I think I'd want to implement that as something like WeightedAuto(weight: Int), which would behave like Auto when there's enough space to fit the table, and would behave like Expand when columns need to be shrunk, but it would get priority over Auto and Expand columns if they exist. Or maybe it would be simpler to make Auto equivalent to WeightedAuto(1) and avoid adding another tier of priority. Then you could use something like WeightedAuto(99) to allocate everything to a column.

For now, the easiest way to get what you want is to probably pick a width for those columns you want to keep and use Fixed for them.
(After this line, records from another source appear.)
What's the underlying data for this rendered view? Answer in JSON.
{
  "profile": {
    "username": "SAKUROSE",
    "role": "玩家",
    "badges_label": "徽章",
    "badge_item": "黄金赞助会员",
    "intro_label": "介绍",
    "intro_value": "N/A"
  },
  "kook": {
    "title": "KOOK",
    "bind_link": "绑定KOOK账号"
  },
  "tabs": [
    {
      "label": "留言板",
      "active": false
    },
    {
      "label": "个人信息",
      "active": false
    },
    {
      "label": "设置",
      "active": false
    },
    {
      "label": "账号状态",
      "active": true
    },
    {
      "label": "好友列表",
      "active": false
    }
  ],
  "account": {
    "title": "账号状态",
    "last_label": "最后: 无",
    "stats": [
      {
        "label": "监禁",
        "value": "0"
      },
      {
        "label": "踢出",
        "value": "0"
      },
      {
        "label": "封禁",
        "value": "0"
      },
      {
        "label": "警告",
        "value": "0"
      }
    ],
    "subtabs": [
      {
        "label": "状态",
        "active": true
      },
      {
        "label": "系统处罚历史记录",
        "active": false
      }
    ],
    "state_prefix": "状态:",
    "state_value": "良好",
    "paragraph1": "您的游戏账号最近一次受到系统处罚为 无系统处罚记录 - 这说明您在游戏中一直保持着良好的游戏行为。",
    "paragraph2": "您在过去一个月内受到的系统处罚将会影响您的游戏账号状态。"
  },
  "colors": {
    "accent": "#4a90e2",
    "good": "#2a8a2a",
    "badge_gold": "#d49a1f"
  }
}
sschuberth commented 1 year ago

For now, the easiest way to get what you want is to probably pick a width for those columns you want to keep and use Fixed for them.

Yeah, that's what I did 👍🏻

ajalt commented 1 year ago

After working on the design some more, I ended up generalizing all the width behaviors into a new ColumnWidth.Custom class. This enables more types of behavior than adding another special case, and ended up simplifying the implementation by removing some branches.

You can get the behavior asked for in this issue with ColumnWidth.Custom(width=null, expandWeight=null, priority=4)

sschuberth commented 1 year ago

You can get the behavior asked for in this issue with ColumnWidth.Custom(width=null, expandWeight=null, priority=4)

Thanks for this! However, could we get a constant for the highest priority now? It seems a bit unclean to hard-code it to 4 here.

sschuberth commented 1 year ago

On a related note, maybe it makes sense to turn priority into an abstract property of ColumnWidth now? That way one could easily get the highest priority by max'ing over the sealed subclasses.

ajalt commented 1 year ago

In the next major version I'll get rid of all the subclasses and have them all be instances of Custom so you'll be able to do Fixed.priority etc. But that's a breaking change, so I'm holding off for now.